Sin embargo, las consecuencias sufridas en años anteriores por ponerle un parate al comercio global imponiendo mano dura, no trajo ningún buen resultado, ninguno, es más, nos costó una sentencia en contra de la OMC y entorpeció en forma clara y drástica el intercambio con nuestros principales destinos.
Entonces la pregunta es, ¿qué hacer? cual es el modelo a seguir, es crucial un debate de coyuntura.
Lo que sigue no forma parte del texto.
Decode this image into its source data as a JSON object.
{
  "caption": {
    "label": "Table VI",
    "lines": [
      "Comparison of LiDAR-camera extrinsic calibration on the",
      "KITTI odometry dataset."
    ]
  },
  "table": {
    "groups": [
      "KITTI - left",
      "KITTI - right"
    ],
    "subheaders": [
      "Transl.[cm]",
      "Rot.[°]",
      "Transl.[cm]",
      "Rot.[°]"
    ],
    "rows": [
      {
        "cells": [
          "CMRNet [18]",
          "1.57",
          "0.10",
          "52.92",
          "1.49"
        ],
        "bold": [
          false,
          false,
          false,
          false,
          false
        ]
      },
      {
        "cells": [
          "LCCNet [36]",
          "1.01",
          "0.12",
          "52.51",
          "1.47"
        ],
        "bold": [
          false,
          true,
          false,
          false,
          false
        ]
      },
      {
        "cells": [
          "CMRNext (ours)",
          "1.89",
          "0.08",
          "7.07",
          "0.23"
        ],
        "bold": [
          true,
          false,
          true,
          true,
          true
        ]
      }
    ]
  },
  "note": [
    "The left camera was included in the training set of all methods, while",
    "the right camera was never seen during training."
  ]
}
Se dice que la apertura comercial trae aparejado un atraso cambiario que sirve de ancla de precios, de hecho, los últimos años de la gestión K tuvieron esa característica. El cepo bloqueó una parte del impacto, pero paró el ingreso de insumos y paralizó a distintos sectores de la industria.
Es casi imposible crecer cuando solamente puedo atender el mercado interno, claramente tiene techo.
El proteccionismo sin una seria interpretación de las necesidades de cada sector, es tan o más nociva que la apertura total y sin control alguno.
El mundo está llamando, es una excelente oportunidad para crecer, pero para lograrlo debemos ser más eficientes, contar con innovación y calidad es crucial, ello nos dará posibilidades de competir con costos que estén a la altura de las circunstancias.
Hay por delante un gran desafío, lograr la tan criticada competitividad. El compromiso, por sobre todas las cosas es responsabilidad del Estado, darle al sector privado lo necesario para lograrlo, ahora bien, el sector empresario argentino alguna vez tiene que poner su parte… de responsabilidad.